Genève : Un 1er Mai sous le signe de la combativité

Le Courrier, 2 mai 2013 :

La mobilisation a été particulièrement réussie cette année. Environ 3500 personnes ont pris part, hier, au traditionnel cortège.

Même le soleil était de la partie. La mobilisation, hier, dans les rues de Genève, à l’occasion du traditionnel cortège du 1er Mai, a été remarquée.
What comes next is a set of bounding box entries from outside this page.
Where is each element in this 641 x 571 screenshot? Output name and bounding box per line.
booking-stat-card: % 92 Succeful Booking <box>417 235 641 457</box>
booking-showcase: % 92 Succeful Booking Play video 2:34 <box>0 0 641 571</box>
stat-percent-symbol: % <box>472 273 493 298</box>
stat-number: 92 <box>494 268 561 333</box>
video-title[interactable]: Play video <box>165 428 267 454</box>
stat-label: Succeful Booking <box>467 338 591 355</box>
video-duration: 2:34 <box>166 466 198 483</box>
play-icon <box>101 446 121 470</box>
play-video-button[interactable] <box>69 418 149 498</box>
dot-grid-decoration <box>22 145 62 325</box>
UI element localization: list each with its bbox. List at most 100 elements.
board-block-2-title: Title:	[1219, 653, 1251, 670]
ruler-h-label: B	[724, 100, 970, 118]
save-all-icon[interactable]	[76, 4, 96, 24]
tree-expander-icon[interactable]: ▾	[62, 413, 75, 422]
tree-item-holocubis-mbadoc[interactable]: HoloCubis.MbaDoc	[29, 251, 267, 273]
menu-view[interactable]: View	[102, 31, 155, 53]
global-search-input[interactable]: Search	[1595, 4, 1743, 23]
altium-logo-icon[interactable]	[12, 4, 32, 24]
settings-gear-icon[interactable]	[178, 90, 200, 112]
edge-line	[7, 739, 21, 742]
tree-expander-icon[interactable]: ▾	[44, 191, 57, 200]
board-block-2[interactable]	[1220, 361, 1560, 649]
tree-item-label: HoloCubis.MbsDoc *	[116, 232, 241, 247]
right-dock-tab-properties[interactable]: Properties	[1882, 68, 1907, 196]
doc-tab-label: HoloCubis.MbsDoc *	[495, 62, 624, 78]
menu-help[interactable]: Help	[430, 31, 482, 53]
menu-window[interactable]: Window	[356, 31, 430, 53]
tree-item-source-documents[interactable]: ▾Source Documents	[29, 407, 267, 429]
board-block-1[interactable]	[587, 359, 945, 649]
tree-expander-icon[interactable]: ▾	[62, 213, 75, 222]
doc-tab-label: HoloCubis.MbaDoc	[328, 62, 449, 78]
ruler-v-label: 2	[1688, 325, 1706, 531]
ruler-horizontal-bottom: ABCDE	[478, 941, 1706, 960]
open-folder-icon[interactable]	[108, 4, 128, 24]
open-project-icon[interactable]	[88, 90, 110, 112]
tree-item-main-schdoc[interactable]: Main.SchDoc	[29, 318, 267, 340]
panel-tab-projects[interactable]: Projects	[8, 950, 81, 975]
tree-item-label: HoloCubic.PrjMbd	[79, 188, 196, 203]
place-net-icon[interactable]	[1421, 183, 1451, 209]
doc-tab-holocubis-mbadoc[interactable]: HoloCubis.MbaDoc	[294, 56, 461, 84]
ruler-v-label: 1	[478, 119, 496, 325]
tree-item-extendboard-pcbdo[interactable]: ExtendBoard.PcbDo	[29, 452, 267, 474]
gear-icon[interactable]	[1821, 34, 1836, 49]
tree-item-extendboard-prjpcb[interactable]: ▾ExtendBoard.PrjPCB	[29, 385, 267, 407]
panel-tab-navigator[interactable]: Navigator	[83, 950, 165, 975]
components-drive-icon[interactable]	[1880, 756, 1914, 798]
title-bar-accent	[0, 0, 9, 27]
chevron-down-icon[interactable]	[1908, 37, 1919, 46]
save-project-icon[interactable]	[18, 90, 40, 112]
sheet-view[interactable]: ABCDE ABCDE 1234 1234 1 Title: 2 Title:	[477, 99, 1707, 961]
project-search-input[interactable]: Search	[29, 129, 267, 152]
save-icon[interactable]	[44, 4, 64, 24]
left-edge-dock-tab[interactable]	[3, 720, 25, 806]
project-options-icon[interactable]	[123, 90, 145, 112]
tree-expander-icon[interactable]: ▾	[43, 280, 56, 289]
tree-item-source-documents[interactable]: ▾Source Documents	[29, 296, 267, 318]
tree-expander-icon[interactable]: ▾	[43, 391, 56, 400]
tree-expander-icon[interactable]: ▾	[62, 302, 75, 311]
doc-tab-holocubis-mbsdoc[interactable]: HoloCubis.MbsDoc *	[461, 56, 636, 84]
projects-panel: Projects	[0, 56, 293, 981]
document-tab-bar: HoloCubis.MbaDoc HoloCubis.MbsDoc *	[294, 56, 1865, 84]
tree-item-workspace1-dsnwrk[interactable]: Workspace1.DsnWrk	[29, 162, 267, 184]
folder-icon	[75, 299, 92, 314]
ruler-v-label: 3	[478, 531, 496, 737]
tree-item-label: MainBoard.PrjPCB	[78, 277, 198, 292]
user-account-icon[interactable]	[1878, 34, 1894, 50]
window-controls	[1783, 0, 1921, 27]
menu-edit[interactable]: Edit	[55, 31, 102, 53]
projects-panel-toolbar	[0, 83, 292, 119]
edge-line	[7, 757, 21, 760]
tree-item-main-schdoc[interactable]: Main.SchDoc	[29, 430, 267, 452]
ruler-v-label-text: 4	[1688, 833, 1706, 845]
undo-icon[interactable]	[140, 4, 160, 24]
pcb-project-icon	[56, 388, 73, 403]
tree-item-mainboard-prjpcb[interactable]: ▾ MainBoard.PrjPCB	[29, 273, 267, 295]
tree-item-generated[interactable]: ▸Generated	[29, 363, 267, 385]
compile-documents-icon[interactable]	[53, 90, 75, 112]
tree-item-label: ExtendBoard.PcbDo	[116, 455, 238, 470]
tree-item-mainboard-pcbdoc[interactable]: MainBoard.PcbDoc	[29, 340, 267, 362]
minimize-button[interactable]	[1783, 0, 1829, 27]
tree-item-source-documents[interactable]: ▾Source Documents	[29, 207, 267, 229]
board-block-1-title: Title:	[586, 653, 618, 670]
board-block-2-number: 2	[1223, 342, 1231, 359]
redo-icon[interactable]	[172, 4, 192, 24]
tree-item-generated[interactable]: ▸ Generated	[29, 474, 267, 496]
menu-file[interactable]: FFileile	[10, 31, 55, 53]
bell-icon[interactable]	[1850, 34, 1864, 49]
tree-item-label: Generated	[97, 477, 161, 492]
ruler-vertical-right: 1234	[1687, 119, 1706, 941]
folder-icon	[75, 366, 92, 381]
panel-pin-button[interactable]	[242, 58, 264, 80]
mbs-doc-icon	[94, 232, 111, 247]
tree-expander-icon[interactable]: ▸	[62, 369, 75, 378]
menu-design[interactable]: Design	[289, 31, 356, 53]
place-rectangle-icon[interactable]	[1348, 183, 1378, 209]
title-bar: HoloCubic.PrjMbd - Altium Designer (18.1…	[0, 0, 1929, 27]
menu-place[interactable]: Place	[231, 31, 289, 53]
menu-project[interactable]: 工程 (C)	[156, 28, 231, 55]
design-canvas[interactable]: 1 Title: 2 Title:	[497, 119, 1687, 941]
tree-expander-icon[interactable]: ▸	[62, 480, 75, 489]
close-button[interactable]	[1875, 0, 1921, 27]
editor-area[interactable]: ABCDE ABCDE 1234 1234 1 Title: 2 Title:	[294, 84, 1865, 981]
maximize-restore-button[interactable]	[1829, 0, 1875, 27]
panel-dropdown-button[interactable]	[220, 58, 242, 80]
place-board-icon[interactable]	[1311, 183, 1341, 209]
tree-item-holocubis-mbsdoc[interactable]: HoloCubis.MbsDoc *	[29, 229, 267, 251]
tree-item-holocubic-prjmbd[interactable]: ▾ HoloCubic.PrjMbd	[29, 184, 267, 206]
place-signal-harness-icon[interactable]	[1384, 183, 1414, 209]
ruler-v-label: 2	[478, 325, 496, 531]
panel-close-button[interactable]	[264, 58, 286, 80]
Entre 3000 et 4000 personnes ont pris part au défilé qui a débuté boulevard James-Fazy et s’est achevé au parc des Bastions.

Les slogans ont essentiellement porté sur les initiatives en cours ou soumises prochainement à votation, comme l’initiative 1:12 contre les rémunérations abusives, le salaire minimum à 4000 francs, l’augmentation des rentes AVS et le renforcement des contrôles dans les entreprises, ou encore le référendum contre le durcissement du droit d’asile.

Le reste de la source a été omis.